The appellants rely upon article 9, section 6, of the Arizona Constitution, which reads as follows:
"§ 6. Local assessments and taxes
"Section 6. Incorporated cities, towns, and villages may be vested by law with power to make local improvements by special assessments, or by special taxation of property benefited. For all corporate purposes, all municipal corporations may be vested with authority to assess and collect taxes." (Emphasis added)
Appellants argue that this court should take judicial notice of the fact that properties can only be benefited on a strictly front footage basis from improvements such as these, and that therefore the method used by the City of Tucson, which considers other factors as well, is illegal, both under the applicable statute and the constitutional provision quoted above.

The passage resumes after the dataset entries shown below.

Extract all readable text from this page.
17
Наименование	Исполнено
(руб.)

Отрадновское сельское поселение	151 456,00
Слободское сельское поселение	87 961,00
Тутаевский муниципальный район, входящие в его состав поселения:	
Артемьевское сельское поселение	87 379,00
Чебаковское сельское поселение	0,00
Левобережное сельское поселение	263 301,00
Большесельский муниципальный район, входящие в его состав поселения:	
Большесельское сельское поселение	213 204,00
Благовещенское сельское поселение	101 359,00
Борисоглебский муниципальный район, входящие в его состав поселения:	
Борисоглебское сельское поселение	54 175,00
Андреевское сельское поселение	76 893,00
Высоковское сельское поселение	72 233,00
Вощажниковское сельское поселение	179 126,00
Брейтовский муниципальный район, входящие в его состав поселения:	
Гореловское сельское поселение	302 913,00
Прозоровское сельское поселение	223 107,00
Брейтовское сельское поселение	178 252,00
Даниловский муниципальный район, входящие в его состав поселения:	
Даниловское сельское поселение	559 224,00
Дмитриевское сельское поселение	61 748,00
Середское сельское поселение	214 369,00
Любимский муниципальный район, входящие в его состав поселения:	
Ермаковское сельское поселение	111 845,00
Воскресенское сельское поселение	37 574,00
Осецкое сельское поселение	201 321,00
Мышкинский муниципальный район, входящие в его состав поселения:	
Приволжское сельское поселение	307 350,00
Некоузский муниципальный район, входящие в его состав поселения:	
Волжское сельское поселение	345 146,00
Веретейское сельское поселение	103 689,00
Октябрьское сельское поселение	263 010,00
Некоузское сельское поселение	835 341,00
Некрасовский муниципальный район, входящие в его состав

No case law is cited to support such contention.
It appears to this court that the defendant City of Tucson is attempting, in a reasonable way, to carry out the express requirements of the applicable statute, which in turn seems to be in accordance with the quoted constitutional provision. The statute in question has its origin in California's Improvement Act of 1911, section 20, subdivision 10, p. 742, Statutes of California, 39th Session. The "benefit to property" concept embraced therein has been upheld as to constitutionality in Butters v. City of Oakland, 263 U.S. 162, 44 S. Ct. 62, 68 L. Ed. 228 (1923).
The appellants argue that because applicable statutes provide for a right of protest as to a proposed improvement on a front footage basis, section 9-676, A.R.S., that therefore the cost of improvements must be assessed on a front footage basis. This seems to us to be a complete non sequitur. The right of protest is "* * * but a statutory privilege * * *," and not an inherent right, Stone v. City of Jefferson, 317 Mo. 1, 293 S.W. 780, 52 A.L.R. 879 (1927). Because the protest right is given at preliminary stages of the proceeding in question, when the detailed process of estimating the benefits to be received by the particular properties would not have been completed, it is understandable that the right of protest should be granted on a front footage basis. That it has anything to do with the subsequent statute providing for the apportionment of the costs of the improvement is an argument that this court has not been able to follow. There is no citation of authority and the contention is rejected.
The appellants have cited no authority whatsoever bearing upon their assertion that the policy used is a violation of due process and equal protection clauses of federal and state constitutions. The argument is made that zoning classifications are changed from time to time and that to use zoning as an absolute standard would be capricious. The record fails to disclose that zoning classifications are used as rigid standards and we are unable to assist the appellants by judicial notice. It seems to be common sense to this court that the zoning of property has some bearing upon the benefits to be received from public improvements such as those under discussion. In the absence of any evidence that the policy used by the city does not have reasonable relationship to the differences in benefit that the variously zoned property would receive from an improvement such as this, we have no hesitancy in *212 rejecting the contention that the subject policy violates constitutional mandates.
Judgments affirmed.
KRUCKER, C.J., and HATHAWAY, J., concur.